While Delaware does not have such a non-information sharing arrangement with the IRS, for most companies, that is not relevant because the State of Delaware does not obtain any financial or personal information about your company. Delaware companies also have a better reputation in the business community, as judged by the United States Chamber of Commerce.

If you are not located in Nevada, you will probably be better served incorporating in Delaware. The Delaware LLC has more privacy because it does not require the disclosure of member or manager names.

The minimum filing fee to form a Delaware corporation is $74.00 or $100.00 to form a Delaware LLC. In contrast the minimum filing fees to form a Nevada Corporation or LLC is $175.00 plus $125.00 to file the required list of Corporation Officers and Directors or LLC Members and Managers and $100 to expedite the filing. The minimal annual fee for a Delaware Corporation is $60.00 or $200.00 for an LLC in contrast to the Nevada Annual Corporation or LLC fee of $85.00.

Baililai does not voluntarily disclose any information about its customers unless under a court order. Baililai protects the privacy of its customers by forwarding any requests for information or notices of legal actions to its customers for the customers to decide whether and what to respond.

The Minutes, Bylaws and Stock Certificates which Baililai sends to its full service Delaware, Florida and Nevada Incorporation customers are private documents which may be kept confidential by the Stockholder or Stockholders. The Limited Liability Company Agreement which Agents and Corporations, Inc. prepares and sends to it's full service Delaware, Florida and Nevada LLC customers is a private document which may be kept confidential by the LLC Member or Members.

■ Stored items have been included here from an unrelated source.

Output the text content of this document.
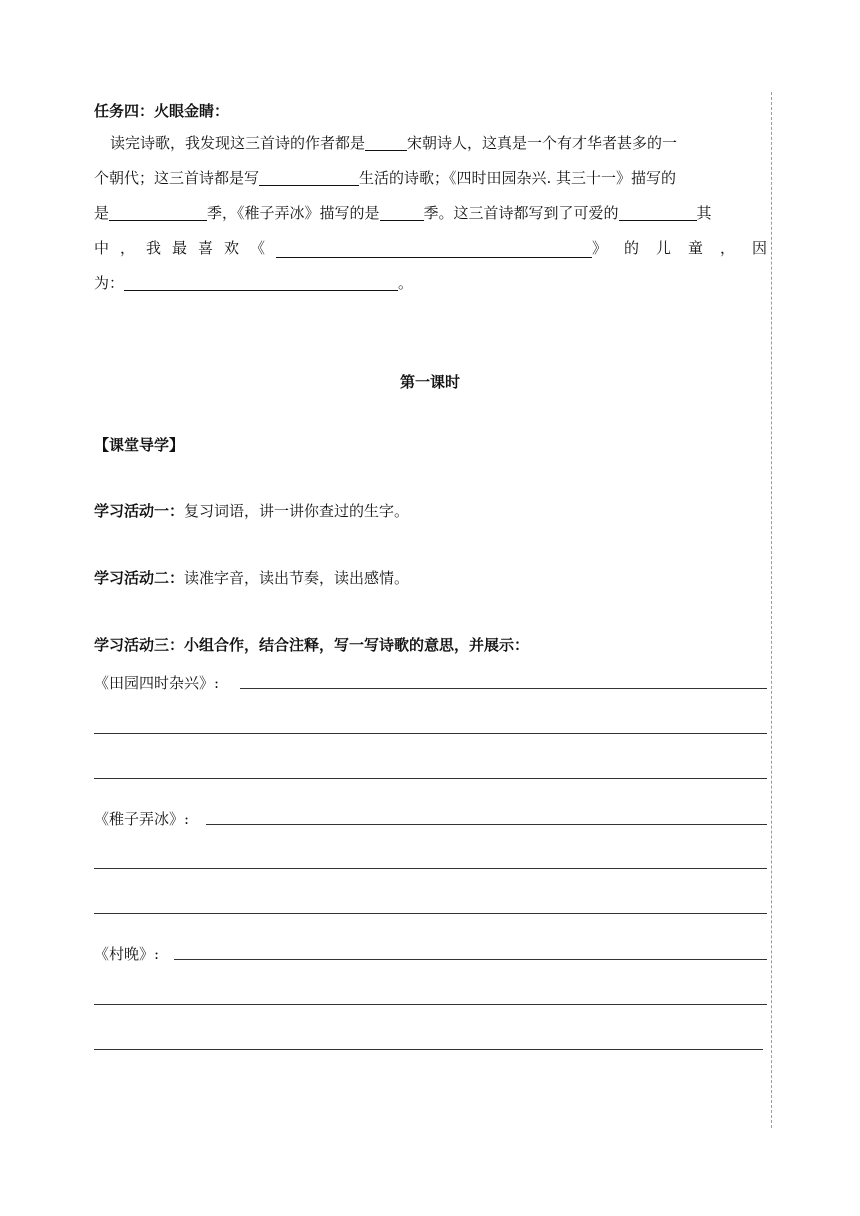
任务四：火眼金睛：
读完诗歌，我发现这三首诗的作者都是	宋朝诗人，这真是一个有才华者甚多的一
个朝代；这三首诗都是写	生活的诗歌；《四时田园杂兴. 其三十一》描写的
是	季，《稚子弄冰》描写的是	季。这三首诗都写到了可爱的	其
中，我最喜欢《	》的儿童，因
为：	。
第一课时
【课堂导学】
学习活动一：复习词语，讲一讲你查过的生字。
学习活动二：读准字音，读出节奏，读出感情。
学习活动三：小组合作，结合注释，写一写诗歌的意思，并展示：
《田园四时杂兴》:
《稚子弄冰》:
《村晚》:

Delaware will accept the filing of the Annual Corporation Franchise Tax Report and payment without the listing of Officers and Directors and signature. The Delaware LLC Annual Report does not require any information or signature when it is filed with the $200.00 Annual Fee.

A Delaware Corporation or LLC does not have to obtain a business license or pay any Delaware income taxes if it does not do business in Delaware. A Nevada Corporation or LLC is required to apply and pay $25.00 for a one time business license even if it does not do business in Nevada. Neither Delaware nor Nevada requires a bank account to be opened or meetings to be held in the state. Please note that Delaware bank accounts are exempt from attachment by creditors (other than tax creditors and spousal and child support creditors).

This explanation and comparison will help you make your choice of State if you are looking for anonymity, privacy and confidentially when you incorporate or form an LLC.